William Tyrrell’s foster family have officially called for high-profile former detective Gary Jubelin to give evidence at the inquest into the three-year-old’s disappearance.
The former NSW Police detective chief inspector led the police investigation from early 2015 until March 2019, when investigations began into illegal recordings he’d made while interviewing a person of interest.
William has not been seen since disappearing from his foster grandmother’s home in Kendall, on the NSW mid-north coast on the morning of September 12, 2014.

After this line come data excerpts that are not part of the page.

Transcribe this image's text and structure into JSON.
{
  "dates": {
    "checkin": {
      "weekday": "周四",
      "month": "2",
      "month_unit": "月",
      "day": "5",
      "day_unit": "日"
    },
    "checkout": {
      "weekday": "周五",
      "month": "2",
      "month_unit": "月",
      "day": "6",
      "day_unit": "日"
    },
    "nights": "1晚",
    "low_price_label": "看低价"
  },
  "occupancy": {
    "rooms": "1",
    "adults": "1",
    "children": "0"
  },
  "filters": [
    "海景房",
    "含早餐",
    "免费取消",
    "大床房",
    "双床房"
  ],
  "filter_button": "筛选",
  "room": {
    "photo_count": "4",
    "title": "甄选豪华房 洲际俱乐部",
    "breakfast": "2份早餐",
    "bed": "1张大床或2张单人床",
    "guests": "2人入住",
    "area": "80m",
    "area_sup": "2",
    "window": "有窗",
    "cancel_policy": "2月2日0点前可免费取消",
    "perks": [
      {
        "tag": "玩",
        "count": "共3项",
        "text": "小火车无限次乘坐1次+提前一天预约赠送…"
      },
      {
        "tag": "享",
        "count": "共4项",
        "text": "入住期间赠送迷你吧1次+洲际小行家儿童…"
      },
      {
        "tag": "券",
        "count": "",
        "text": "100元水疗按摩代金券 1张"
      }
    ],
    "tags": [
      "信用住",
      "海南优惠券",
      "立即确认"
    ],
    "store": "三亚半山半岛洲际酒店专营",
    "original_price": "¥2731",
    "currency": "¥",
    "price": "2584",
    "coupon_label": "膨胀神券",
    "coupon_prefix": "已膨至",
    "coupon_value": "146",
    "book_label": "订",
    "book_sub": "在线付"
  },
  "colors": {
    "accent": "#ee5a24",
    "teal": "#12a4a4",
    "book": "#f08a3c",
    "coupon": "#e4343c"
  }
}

The inquest, resuming on Tuesday in Sydney, heard the foster family believed Mr Jubelin could shed light on particular lines of investigation over the years and what lines of inquiry were still outstanding in March 2019.

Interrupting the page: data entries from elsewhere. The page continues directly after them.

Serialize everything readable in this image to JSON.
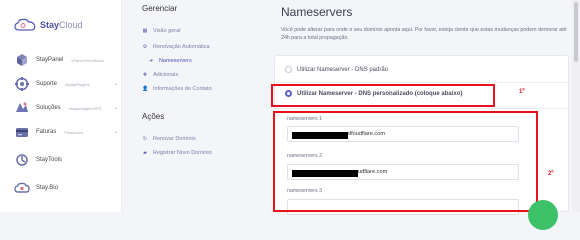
{
  "brand": {
    "name_bold": "Stay",
    "name_light": "Cloud"
  },
  "sidebar": {
    "items": [
      {
        "label": "StayPanel",
        "tag": "cPanel/Servidores",
        "icon": "server-icon"
      },
      {
        "label": "Suporte",
        "tag": "Ajuda/Plugins",
        "icon": "support-icon",
        "chevron": "⌄"
      },
      {
        "label": "Soluções",
        "tag": "Hospedagem/VPS",
        "icon": "solutions-icon",
        "chevron": "⌄"
      },
      {
        "label": "Faturas",
        "tag": "Financeiro",
        "icon": "invoice-icon",
        "chevron": "⌄"
      },
      {
        "label": "StayTools",
        "tag": "",
        "icon": "tools-icon"
      },
      {
        "label": "Stay.Bio",
        "tag": "",
        "icon": "bio-icon"
      }
    ]
  },
  "manage": {
    "title": "Gerenciar",
    "items": [
      {
        "label": "Visão geral"
      },
      {
        "label": "Renovação Automática"
      },
      {
        "label": "Nameservers"
      },
      {
        "label": "Adicionais"
      },
      {
        "label": "Informações de Contato"
      }
    ]
  },
  "actions": {
    "title": "Ações",
    "items": [
      {
        "label": "Renovar Domínio"
      },
      {
        "label": "Registrar Novo Domínio"
      }
    ]
  },
  "main": {
    "title": "Nameservers",
    "description": "Você pode alterar para onde o seu domínio aponta aqui. Por favor, esteja ciente que estas mudanças podem demorar até 24h para a total propagação.",
    "option_default": "Utilizar Nameserver - DNS padrão",
    "option_custom": "Utilizar Nameserver - DNS personalizado (coloque abaixo)",
    "fields": [
      {
        "label": "nameservers 1",
        "value": "dfoudflare.com"
      },
      {
        "label": "nameservers 2",
        "value": "udflare.com"
      },
      {
        "label": "nameservers 3",
        "value": ""
      }
    ]
  },
  "annotations": {
    "first": "1º",
    "second": "2º"
  },
  "colors": {
    "accent": "#5b5fc7",
    "annotation": "#e8111b",
    "chat": "#3dc26a"
  }
}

“Concerns are held by our clients about what time … a decision was made to change the investigation and escalate it … as a possible abduction or possible homicide of William,” Justine Hopper, the family’s barrister, told the NSW Coroners Court.

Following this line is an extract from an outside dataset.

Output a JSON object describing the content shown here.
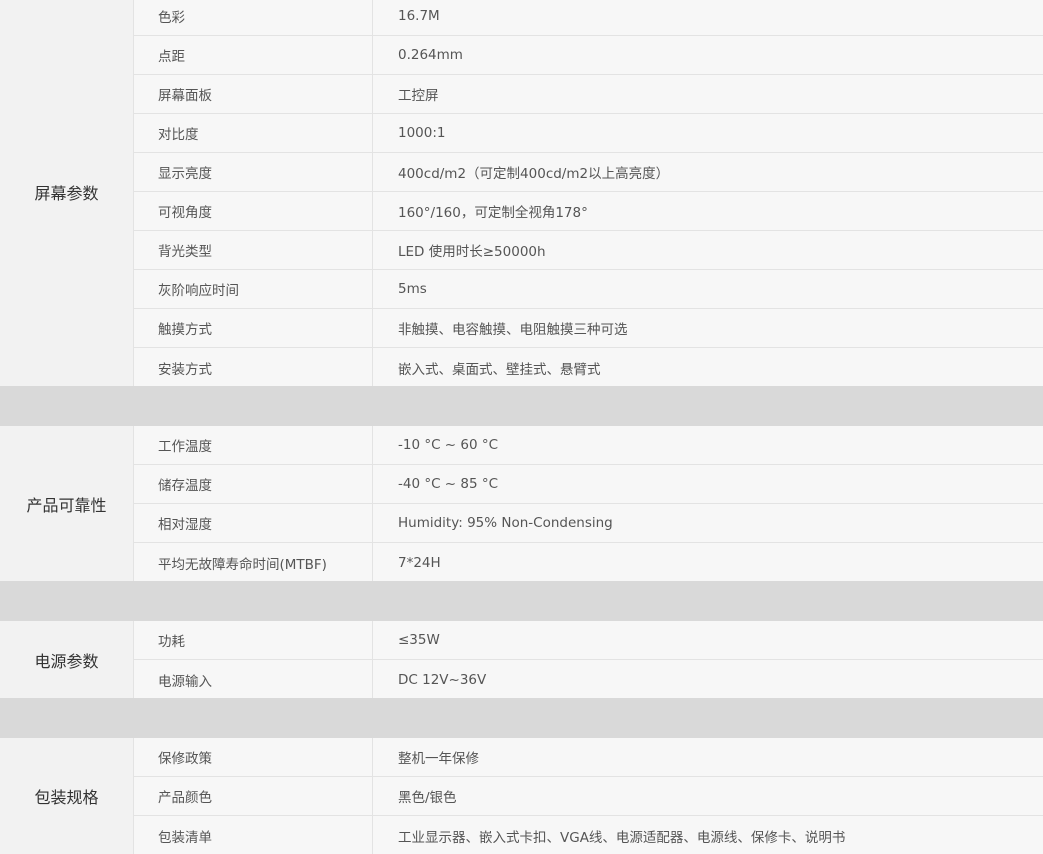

But the move was resisted by the counsel assisting the coroner, who said Mr Jubelin wasn’t the first or the last detective to lead the investigation.
“The notion it was treated as a missing persons investigation (in the first few months) is just simply wrong – completely and utterly wrong,” counsel assisting Gerard Craddock SC said.
“That is just not what happened.”
He said the search for William was a criminal investigation “from the get go”.
It was perfectly clear Mr Jubelin had opinions, Mr Craddock said, and the detective had been “absolutely dedicated” to finding what happened to William
“But Your Honour isn’t missing anything because he’s not on the investigation anymore,” he submitted.
Coroner Harriet Grahame is expected to make a decision later on Tuesday.
Beginning in March 2019, the inquest has been heard in several stages in Sydney and Taree.
It was due to finish in March 2020 but abruptly halted due to the coronavirus pandemic.